Figure 9: The empirical EOT colocalization curve (with uniform bands) computed from subsampled pixel intensities remains stable and accurate with respect to the full-resolution image.
Computational Scalability and Statistical Guarantees
The methodology remains computationally tractable even in high-dimensional regimes due to two main features: (1) the computational efficiency of entropic regularization and Sinkhorn's algorithm; (2) the ability to rely on resampling (subsampling) both for computational savings and for valid inference. The theoretical framework carefully justifies the stability and accuracy of the inference under such subsampled schemes.

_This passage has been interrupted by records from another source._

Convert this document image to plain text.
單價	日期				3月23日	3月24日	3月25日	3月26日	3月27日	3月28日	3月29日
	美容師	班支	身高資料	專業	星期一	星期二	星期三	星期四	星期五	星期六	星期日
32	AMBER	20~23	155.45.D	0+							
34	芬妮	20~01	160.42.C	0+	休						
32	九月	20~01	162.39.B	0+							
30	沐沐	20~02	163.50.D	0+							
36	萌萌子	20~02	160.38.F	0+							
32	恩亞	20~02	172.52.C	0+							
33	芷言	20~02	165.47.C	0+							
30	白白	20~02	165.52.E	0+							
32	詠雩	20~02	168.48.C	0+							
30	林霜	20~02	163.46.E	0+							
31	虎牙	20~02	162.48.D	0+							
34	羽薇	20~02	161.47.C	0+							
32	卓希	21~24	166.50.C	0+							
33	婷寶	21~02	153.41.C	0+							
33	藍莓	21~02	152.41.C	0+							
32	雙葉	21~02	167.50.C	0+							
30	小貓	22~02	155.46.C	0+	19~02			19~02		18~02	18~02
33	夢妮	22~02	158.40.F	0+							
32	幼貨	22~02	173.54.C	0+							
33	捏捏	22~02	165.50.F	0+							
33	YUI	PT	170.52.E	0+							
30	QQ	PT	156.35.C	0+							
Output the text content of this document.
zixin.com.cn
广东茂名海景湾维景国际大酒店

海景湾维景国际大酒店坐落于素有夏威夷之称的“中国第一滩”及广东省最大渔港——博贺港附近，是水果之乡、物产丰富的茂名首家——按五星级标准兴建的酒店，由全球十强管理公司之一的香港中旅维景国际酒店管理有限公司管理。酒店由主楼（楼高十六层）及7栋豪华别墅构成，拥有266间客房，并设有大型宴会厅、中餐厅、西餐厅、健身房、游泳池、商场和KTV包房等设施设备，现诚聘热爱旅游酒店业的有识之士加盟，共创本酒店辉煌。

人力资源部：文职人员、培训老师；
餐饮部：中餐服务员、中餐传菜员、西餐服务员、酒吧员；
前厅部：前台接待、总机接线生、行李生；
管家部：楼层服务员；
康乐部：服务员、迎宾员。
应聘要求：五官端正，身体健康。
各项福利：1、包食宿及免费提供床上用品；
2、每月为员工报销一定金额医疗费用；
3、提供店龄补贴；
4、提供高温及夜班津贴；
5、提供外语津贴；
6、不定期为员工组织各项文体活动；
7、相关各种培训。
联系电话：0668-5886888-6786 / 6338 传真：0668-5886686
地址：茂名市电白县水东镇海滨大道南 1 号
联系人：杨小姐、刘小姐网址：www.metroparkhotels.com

The results show that, with appropriately tuned regularization, the empirical colocalization curves and their confidence bands are robust—even for orders of magnitude reduction in computation time—and the coverage probability of the uniform bands remains close to nominal.
Conclusion
This work rigorously characterizes the weak convergence of empirical EOT kernel functionals, enabling the first construction of uniform confidence bands for EOT-based statistics such as colocalization curves. The paper demonstrates the efficacy, robustness, and practical feasibility of these results in simulation and in imaging applications, leveraging both theoretical advances (Hadamard differentiability, empirical process techniques) and computational methodologies (GPU-accelerated Sinkhorn, subsampling, bootstrap). This framework opens the door to routine, statistically sound, and computationally efficient EOT-based inference for a variety of structured data analysis problems, particularly in the presence of complex high-dimensional distributions.